Лихунов слушал своего помощника, зная, что тот не видит его. Тон, которым рассказывалась эта вздорная, молодеческая историйка, возмущала его, былая неприязнь к легкомыслию Кривицкого, заглушенная было месяцем взаимной тяжкой работы на передовых, снова расправила в Лихунове мерзкие нетопыриные крылья, и он, вспомнив о падении «Благословенства», о недопустимости такого легкомыслия в этот вечер, предварявший, возможно, падение всей крепости, неожиданно для сидящих произнес:
– Господин поручик, но ведь вы не могли быть среди вступавших во Львов, вы лишь в этом году из училища выпущены.

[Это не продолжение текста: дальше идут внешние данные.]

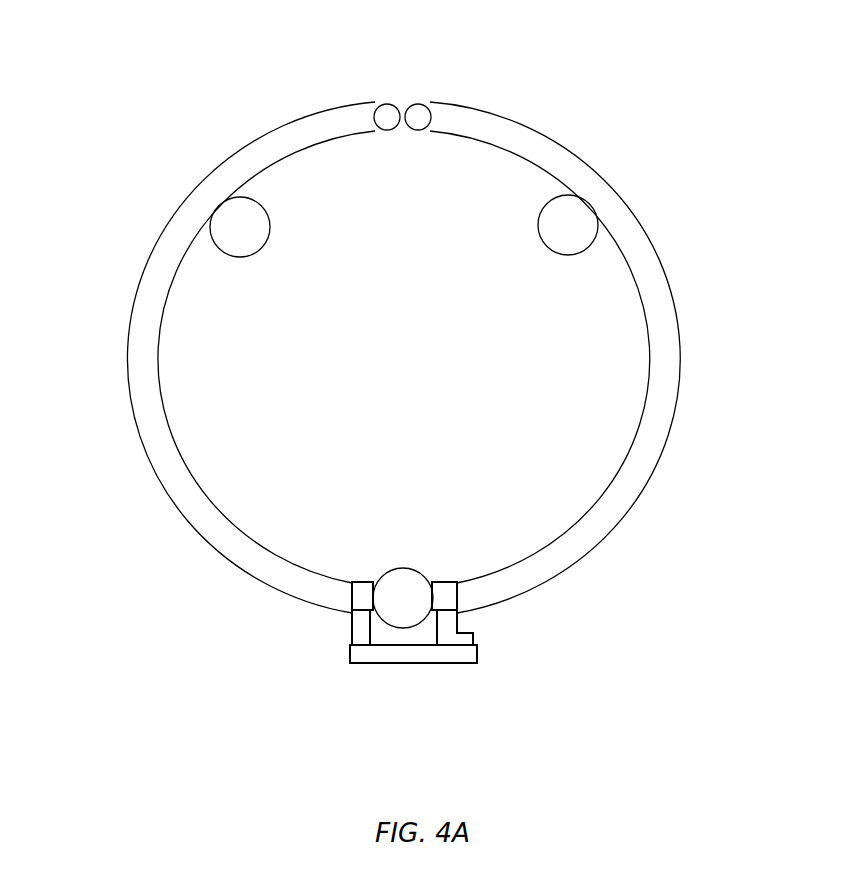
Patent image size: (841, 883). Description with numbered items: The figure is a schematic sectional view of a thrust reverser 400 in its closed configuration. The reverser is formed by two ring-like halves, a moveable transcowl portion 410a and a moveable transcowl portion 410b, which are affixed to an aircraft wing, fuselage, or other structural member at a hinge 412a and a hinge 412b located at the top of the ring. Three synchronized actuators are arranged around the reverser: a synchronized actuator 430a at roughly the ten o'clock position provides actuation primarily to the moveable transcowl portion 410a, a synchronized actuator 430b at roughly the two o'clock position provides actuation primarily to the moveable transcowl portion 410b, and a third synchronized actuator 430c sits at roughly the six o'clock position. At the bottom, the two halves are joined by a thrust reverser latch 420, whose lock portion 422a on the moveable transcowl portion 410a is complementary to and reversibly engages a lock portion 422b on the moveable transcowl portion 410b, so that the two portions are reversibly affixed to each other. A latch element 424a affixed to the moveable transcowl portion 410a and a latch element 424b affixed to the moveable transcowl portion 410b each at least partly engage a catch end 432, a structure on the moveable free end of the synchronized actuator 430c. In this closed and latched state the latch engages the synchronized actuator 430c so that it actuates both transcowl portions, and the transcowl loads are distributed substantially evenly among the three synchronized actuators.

The thrust reverser 400 is at (123, 61).
The moveable transcowl portion 410a is at (184, 516).
The moveable transcowl portion 410b is at (622, 514).
The hinge 412a is at (385, 105).
The hinge 412b is at (420, 105).
The synchronized actuator 430a is at (260, 250).
The synchronized actuator 430b is at (548, 250).
The synchronized actuator 430c is at (407, 568).
The catch end 432 is at (403, 598).
The thrust reverser latch 420 is at (336, 678).
The lock portion 422a is at (408, 663).
The lock portion 422b is at (458, 624).
The latch element 424a is at (364, 582).
The latch element 424b is at (447, 582).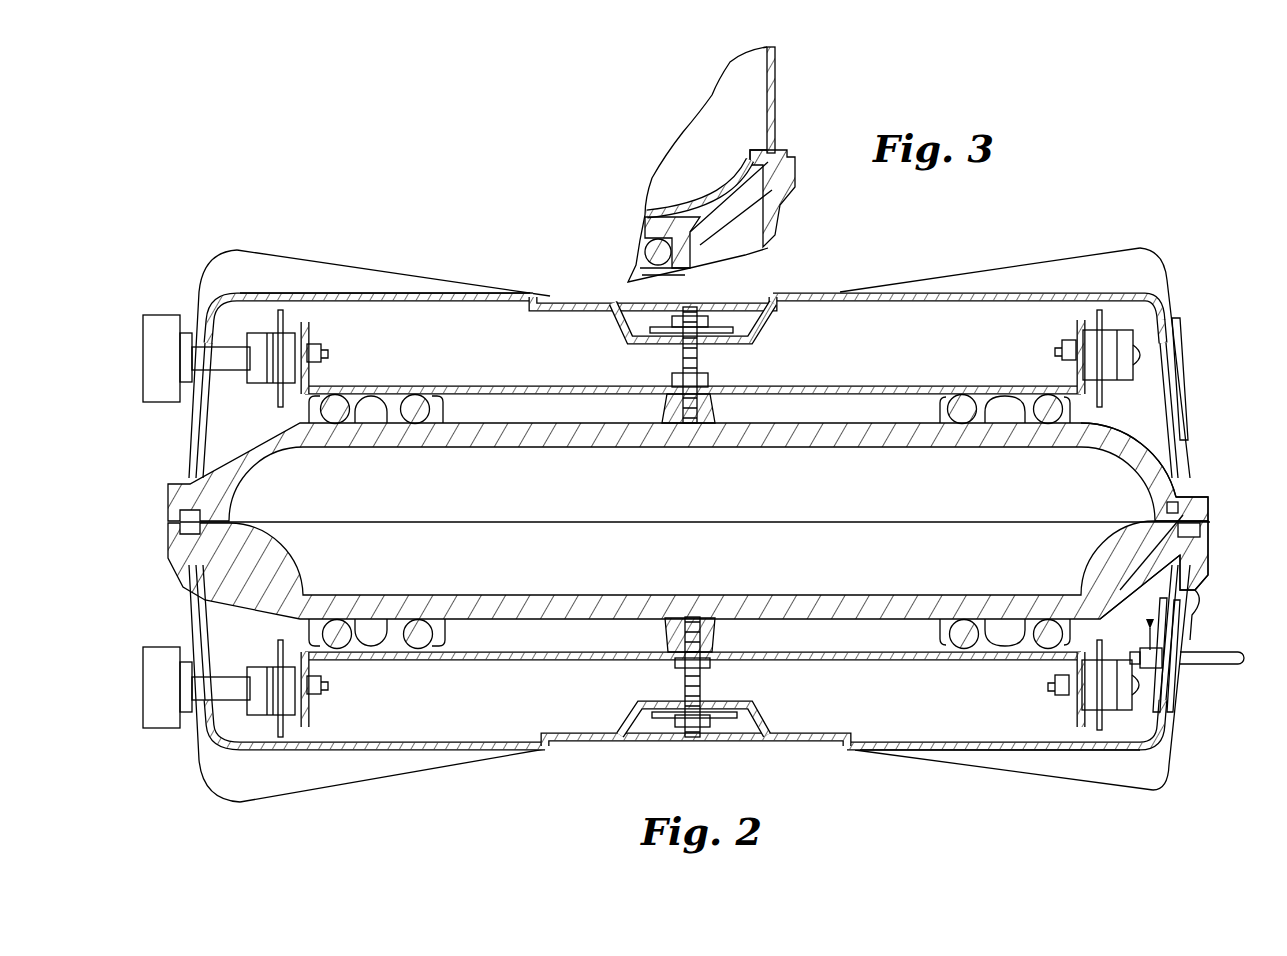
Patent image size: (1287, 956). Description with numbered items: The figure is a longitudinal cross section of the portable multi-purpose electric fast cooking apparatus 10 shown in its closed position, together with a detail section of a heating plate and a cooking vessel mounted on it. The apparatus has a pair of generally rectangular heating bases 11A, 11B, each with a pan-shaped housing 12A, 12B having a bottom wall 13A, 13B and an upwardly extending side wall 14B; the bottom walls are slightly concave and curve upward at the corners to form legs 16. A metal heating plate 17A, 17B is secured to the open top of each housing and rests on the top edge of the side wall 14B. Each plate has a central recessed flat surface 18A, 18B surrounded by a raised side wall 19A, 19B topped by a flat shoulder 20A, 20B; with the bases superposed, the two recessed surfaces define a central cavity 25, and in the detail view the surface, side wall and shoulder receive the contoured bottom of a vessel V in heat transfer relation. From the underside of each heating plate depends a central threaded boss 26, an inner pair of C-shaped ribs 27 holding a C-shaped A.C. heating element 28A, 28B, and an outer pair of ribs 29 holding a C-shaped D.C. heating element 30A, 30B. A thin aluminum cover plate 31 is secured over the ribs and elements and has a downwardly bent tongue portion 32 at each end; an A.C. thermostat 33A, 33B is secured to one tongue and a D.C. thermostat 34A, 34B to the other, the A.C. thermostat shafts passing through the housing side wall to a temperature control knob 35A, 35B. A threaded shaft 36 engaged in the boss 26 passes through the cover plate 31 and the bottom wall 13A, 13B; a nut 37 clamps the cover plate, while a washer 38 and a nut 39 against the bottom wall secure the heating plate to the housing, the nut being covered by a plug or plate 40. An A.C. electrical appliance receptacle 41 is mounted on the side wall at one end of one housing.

In FIG. 2, the portable multi-purpose electric fast cooking apparatus 10 is at (832, 270).
In FIG. 2, the heating base 11A is at (400, 270).
In FIG. 2, the heating base 11B is at (1020, 777).
In FIG. 2, the housing 12A is at (345, 293).
In FIG. 2, the housing 12B is at (975, 755).
In FIG. 2, the bottom wall 13A is at (460, 297).
In FIG. 2, the bottom wall 13B is at (910, 750).
In FIG. 2, the side wall 14B is at (1192, 578).
In FIG. 2, the legs 16 is at (237, 250).
In FIG. 2, the heating plate 17A is at (688, 472).
In FIG. 2, the central recessed flat surface 18A is at (575, 437).
In FIG. 2, the heating plate 17B is at (688, 567).
In FIG. 3, the heating plate 17B is at (695, 215).
In FIG. 2, the central recessed flat surface 18B is at (548, 594).
In FIG. 3, the central recessed flat surface 18B is at (682, 213).
In FIG. 2, the raised side wall 19A is at (1140, 478).
In FIG. 2, the raised side wall 19B is at (1140, 557).
In FIG. 3, the raised side wall 19B is at (753, 168).
In FIG. 2, the flat shoulder 20A is at (1150, 505).
In FIG. 2, the flat shoulder 20B is at (1148, 535).
In FIG. 3, the flat shoulder 20B is at (780, 157).
In FIG. 2, the central cavity 25 is at (722, 505).
In FIG. 2, the central threaded boss 26 is at (720, 408).
In FIG. 2, the inner pair of ribs 27 is at (420, 395).
In FIG. 2, the A.C. heating element 28A is at (418, 430).
In FIG. 2, the A.C. heating element 28B is at (420, 620).
In FIG. 2, the outer pair of ribs 29 is at (340, 395).
In FIG. 2, the D.C. heating element 30A is at (340, 430).
In FIG. 2, the D.C. heating element 30B is at (345, 650).
In FIG. 2, the cover plate 31 is at (855, 387).
In FIG. 2, the tongue portion 32 is at (308, 325).
In FIG. 2, the A.C. thermostat 33A is at (258, 345).
In FIG. 2, the A.C. thermostat 33B is at (262, 690).
In FIG. 2, the D.C. thermostat 34A is at (1115, 338).
In FIG. 2, the D.C. thermostat 34B is at (1095, 702).
In FIG. 2, the temperature control knob 35A is at (170, 320).
In FIG. 2, the temperature control knob 35B is at (172, 648).
In FIG. 2, the threaded shaft 36 is at (683, 357).
In FIG. 2, the nut 37 is at (708, 380).
In FIG. 2, the washer 38 is at (747, 330).
In FIG. 2, the nut 39 is at (707, 308).
In FIG. 2, the plug or plate 40 is at (595, 292).
In FIG. 2, the A.C. electrical appliance receptacle 41 is at (1208, 662).
In FIG. 3, the vehicle body panel V is at (783, 70).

Лихунов пожалел о своих словах сразу, как только посмотрел на Кривицкого. Лицо молодого человека, красивое и свежее, было словно поделено какой-то страшной судорогой на части, изломано болью стыда, изуродовано. Лихунов думал было, что Кривицкий станет оправдываться, попытается убедить его в том, что он мог быть во Львове в прошлом году, и если бы он услышал сейчас от него слова оправдания, то непременно поддержал бы их, спеша исправить грубую бестактность, но юноша лишь укоризненно сказал:
– Ну для чего вы так, Константин Николаевич? Я попросту господ прапорщиков поразвлечь решил, перед боем завтрашним…
И Лихунову стало вдруг безумно стыдно за свой жестокий, бездумный выговор, и соединились у него в сознании внезапно, словно столкнулись в небе две звезды, две разные мысли – о себе и о войне, – и дали они в соединении своем другую мысль: он и война похожи друг на друга.